Throughout the night, the British prisoners plead with their Mughal captors to move them out of the room. Unsympathetic, the guards do nothing but offer small quantities of water through a tiny window. When Siraj wakes up in the morning and orders the cell opened, dozens of the British prisoners have died from asphyxiation and heat exhaustion. This is the room that becomes known as The Black Hole of Calcutta.
Holwell survives and his account of the incident births a retribution for the massacre. The British East India Company sends Colonel Robert Clive, stationed in southern India, up the coast with 3,000 soldiers to the outskirts of Calcutta to prepare for a battle. But Clive’s forces are outnumbered at least 6 to 1 by Siraj’s 12,000 men. Knowing a battle against these odds is foolhardy, the British begin searching for Indians disaffected with Siraj who may be interested in betraying Siraj and changing sides. They find their man – Mir Jafar.
Mir Jafar was a man known to Siraj. Mir Jafar had served as a brave military commander under Siraj’s father, Nawab Alivardi Khan. But Mir Jafar tried to overthrow Alivardi Khan and was dismissed.
In spite of this, with the British forces now advancing, Siraj forgives Mir Jafar for his prior treachery and asks him to fight against the British. Mir Jafar agrees to help and is placed in charge of one of three divisions for the battle. But what Siraj doesn’t know is that Mir Jafar has cut a deal with the British. Mir Jafar will sacrifice his entire division to the British in exchange for being named the new Nawab of Bengal.
Almost exactly one year to the day of the Siege of Calcutta and the deaths in The Black Hole, The Battle of Plassey begins some 90 miles north of Calcutta. The British, though far outnumbered, easily win the battle. Mir Jafar is named Nawab. Siraj, who flees during the battle, is captured 10 days later and murdered.
The Battle of Plassey in 1757 gave the British full control over Eastern India. The British remained in India for nearly 200 more years – until 1947 when Gandhi finally succeeded in removing them.
In US history, everyone has heard of Benedict Arnold. He was the American traitor who was put in charge of West Point during the American Revolution. His aim was to surrender the fort over to the British. And it would have happened if the Americans had not captured British Major General John Andre who had papers on him that outlined the entire operation. Even today, more than 225 years later, calling someone “Benedict Arnold” is synonymous to calling them a “traitor.” Only Judas’ betrayal of Jesus looms larger.
Think on this, though. Benedict Arnold failed in his plan and his treason is loathed today.
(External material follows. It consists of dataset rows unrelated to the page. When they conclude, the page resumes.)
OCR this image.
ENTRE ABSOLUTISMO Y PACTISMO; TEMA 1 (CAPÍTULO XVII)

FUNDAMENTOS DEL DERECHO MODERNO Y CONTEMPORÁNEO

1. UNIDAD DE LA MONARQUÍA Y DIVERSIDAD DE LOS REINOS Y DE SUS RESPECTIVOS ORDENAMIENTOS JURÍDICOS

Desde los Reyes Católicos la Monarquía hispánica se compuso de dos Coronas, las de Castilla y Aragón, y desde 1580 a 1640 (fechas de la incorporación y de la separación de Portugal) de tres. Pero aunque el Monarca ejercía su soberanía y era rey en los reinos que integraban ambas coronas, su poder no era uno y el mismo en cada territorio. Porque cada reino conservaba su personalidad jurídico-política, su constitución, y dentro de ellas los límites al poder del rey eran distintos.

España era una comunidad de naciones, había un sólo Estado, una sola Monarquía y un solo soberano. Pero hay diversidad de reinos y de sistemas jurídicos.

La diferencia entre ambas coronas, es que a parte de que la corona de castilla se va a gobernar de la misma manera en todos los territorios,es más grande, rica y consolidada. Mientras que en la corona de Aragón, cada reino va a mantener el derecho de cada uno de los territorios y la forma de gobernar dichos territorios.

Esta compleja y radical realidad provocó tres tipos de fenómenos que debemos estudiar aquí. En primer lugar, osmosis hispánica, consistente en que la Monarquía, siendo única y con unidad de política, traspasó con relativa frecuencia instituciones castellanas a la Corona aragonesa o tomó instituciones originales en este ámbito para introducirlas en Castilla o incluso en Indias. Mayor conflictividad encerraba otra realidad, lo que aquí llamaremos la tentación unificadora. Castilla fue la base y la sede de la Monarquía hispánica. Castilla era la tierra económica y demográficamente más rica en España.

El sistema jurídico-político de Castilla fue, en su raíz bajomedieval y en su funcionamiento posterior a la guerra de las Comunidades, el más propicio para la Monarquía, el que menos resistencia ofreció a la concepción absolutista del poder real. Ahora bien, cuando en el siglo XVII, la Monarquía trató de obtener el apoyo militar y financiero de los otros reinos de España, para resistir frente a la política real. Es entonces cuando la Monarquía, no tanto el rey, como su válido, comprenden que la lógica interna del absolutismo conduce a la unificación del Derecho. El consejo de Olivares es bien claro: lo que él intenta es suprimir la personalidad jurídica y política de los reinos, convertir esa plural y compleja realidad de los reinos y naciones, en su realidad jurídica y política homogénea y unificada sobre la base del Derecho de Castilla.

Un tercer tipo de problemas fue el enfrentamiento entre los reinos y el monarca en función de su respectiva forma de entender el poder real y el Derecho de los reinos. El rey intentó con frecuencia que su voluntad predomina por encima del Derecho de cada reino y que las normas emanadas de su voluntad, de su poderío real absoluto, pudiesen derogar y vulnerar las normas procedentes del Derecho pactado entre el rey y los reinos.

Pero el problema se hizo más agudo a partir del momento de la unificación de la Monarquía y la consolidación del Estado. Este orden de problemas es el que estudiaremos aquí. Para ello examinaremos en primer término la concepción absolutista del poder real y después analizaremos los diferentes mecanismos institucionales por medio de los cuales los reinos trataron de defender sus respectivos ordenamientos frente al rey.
Mir Jafar succeeded in his plot and turned Eastern India over to the British. In the East, the most damning accusation of betrayal is to be called a “Mir Jafar.” He sold his people out to the British for his own personal gain. Oh, how history pivots on the fulcrum of such very small moments. The Battle of Plassey lasted a mere 12 hours but ended up affecting hundreds of millions of Indian people. The extraction of wealth off the India subcontinent by the British is a significant reason why such poverty exists in India today. All because a guy named Mir Jafar wanted to sit in a big chair.